It may occur that you do not want money left to an individual as sole property for their personal management for one or other reason. In this case you may wish to set up a testamentary trust.

Trusts are typically entities set up for the ownership or protection of assets. The trust will own the assets rather than the donor. As a result, the donor on longer controls the assets and will make the initial appointment of trustees to manage the trust in terms of the trust deed.

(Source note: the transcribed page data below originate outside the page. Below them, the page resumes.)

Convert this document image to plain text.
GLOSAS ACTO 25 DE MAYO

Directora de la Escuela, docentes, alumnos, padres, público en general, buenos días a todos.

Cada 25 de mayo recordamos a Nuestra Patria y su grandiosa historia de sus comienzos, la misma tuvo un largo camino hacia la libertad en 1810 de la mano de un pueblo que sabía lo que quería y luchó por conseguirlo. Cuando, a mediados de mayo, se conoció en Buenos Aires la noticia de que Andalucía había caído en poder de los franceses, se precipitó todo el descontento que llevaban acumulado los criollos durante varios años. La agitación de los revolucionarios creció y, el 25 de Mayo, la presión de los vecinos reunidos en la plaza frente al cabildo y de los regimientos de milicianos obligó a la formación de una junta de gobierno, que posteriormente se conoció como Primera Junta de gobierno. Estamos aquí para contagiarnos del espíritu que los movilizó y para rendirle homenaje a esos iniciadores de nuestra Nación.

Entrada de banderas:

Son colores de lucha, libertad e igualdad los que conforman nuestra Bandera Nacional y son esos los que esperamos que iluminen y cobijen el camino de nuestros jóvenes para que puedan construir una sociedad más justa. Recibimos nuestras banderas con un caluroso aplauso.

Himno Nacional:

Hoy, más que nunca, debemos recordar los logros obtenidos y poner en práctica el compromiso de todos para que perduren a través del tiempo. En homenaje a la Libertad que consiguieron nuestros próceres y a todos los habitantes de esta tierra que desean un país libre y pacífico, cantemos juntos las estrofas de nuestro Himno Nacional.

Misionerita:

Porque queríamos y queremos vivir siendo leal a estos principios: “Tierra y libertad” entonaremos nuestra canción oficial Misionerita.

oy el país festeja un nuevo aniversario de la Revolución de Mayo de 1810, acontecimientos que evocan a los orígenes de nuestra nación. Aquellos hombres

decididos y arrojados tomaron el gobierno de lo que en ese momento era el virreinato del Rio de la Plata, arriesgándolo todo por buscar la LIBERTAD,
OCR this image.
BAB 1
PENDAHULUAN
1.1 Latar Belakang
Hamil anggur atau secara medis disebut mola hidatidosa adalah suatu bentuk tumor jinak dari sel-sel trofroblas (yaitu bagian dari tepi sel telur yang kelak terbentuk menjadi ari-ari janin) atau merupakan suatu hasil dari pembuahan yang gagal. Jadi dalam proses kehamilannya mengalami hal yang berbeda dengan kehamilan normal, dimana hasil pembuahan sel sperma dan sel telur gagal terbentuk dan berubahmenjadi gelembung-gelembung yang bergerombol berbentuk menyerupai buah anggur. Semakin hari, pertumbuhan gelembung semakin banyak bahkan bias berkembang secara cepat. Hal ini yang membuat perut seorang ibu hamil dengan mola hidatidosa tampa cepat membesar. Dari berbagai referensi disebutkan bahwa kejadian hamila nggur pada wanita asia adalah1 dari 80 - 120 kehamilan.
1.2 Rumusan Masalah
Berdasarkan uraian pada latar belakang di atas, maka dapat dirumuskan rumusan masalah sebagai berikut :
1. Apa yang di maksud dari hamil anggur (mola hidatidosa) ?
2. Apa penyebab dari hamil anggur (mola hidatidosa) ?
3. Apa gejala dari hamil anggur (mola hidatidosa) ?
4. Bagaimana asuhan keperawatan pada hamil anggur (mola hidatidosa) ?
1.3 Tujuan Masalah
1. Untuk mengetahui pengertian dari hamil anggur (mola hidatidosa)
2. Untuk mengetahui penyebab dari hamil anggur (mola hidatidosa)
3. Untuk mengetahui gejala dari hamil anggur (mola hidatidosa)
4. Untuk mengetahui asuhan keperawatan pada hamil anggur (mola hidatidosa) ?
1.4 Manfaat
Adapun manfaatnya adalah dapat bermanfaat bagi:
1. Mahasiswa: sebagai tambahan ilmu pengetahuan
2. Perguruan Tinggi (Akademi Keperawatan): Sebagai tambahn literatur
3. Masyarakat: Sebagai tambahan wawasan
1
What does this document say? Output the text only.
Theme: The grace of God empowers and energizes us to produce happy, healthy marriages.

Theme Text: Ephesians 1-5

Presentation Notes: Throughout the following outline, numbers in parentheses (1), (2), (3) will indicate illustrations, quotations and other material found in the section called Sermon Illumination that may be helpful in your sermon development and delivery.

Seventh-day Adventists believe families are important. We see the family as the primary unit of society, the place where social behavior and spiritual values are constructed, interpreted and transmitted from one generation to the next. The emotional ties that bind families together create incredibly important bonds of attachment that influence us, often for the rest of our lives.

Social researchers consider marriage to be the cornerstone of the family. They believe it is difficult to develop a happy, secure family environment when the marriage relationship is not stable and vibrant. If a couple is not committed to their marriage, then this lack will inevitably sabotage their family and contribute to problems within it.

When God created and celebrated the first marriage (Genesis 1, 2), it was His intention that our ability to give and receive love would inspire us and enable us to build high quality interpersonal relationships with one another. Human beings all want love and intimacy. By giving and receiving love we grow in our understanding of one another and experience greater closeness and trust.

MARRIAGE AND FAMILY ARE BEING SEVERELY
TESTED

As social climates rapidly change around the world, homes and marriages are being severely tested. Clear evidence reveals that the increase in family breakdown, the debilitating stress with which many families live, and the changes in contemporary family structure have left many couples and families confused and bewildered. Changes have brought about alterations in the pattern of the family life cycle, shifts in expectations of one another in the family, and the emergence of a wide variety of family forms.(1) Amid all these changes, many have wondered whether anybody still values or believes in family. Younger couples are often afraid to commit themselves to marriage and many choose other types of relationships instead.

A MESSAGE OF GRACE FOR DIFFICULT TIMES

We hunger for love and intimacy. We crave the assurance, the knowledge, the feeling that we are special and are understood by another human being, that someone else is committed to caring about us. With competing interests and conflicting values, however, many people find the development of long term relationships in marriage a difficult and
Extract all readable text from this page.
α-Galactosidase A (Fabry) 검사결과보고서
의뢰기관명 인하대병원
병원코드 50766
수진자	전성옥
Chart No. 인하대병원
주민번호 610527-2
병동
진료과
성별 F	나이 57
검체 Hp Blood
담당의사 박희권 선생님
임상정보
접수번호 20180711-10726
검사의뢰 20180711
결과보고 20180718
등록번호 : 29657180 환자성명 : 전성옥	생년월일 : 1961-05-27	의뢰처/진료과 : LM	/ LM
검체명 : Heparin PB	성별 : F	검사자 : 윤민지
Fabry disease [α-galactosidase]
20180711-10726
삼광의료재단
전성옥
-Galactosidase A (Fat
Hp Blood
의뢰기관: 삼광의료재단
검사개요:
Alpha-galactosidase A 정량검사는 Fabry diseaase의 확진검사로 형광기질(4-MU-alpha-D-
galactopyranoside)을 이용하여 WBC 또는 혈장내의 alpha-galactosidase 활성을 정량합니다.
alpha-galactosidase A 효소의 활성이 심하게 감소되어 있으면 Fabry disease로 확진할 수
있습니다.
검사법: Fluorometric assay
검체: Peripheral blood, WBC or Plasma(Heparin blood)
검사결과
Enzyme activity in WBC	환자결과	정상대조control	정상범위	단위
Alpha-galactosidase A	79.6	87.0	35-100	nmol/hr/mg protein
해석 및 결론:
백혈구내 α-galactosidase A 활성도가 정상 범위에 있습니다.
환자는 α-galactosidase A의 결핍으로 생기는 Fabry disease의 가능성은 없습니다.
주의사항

Broadly speaking, there are two types of trusts used for estate planning purposes:

1. An Inter-Vivos Trust

This type of trust is set up during the donor’s lifetime. A benefit could be the reduction of estate duty if growth assets are owned by such a trust. By transferring assets to a trust, you may, if permitted by the trust deed, still retain the benefits of the use of the assets held by the trust. The donor can be one of the trustees of the trust, together with selected professional and trusted people.

2. A Testamentary Trust

This type of trust is established in terms of your will. Your will should specify who the trustees will be, bearing in mind that trustees are not necessarily the same people who are your executors. A testamentary trust is effective in ensuring that the interests of all the heirs are protected. For example, it can ensure that a surviving spouse’s income requirements are met while protecting the assets used to generate this revenue for the ultimate beneficiaries. Trusts can also be used to protect the assets for the benefit of minor children or those unable to take care of themselves and avoid the monies being designated to the Guardian’s Fund. You would state in your will that the trustees will manage the money you have left to that person until the happening of an event such as the demise of a surviving spouse or the coming of age of a child. At this stage, the trust will terminate in part or in whole and the capital held within the trust will become the property of the said beneficiary or beneficiaries.